Katliamın yaşandığı bölgede halen kimyasal silahların etkileri görülüyor.

Engelli doğum oranı, Hiroşima ve Nagasaki’den bile daha yüksek seviyede.

Halepçe halkı, tazminat talepleri ve adalet arayışlarını sürdürüyor.

Her yıl 16 Mart'ta Halepçe’de ve Irak Kürdistanı’nda anma etkinlikleri düzenleniyor.

Halepçe Katliamı unutulmayacak

Halepçe Katliamı, insanlık tarihinin en korkunç kimyasal saldırılarından biri olarak hafızalara kazındı. Binlerce masum sivilin hayatını kaybettiği bu saldırı, uluslararası toplumun sessizliği ve Saddam Hüseyin’in vahşetiyle anılıyor.

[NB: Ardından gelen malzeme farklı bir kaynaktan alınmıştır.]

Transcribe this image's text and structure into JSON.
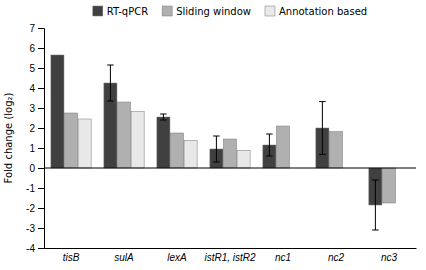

Bugün, Halepçe'de hayatta kalanlar hala saldırının izlerini taşıyor ve adalet arayışlarını sürdürüyor.

Halepçe Katliamı, insanlığa karşı işlenmiş bir suç olarak tarihte kara bir leke olarak kalmaya devam edecek.

Tarihin en büyük kimyasal saldırılarından biri olan Halepçe Katliamı’nı unutmamak ve benzer trajedilerin yaşanmaması için bilinçli olmak hepimizin sorumluluğudur.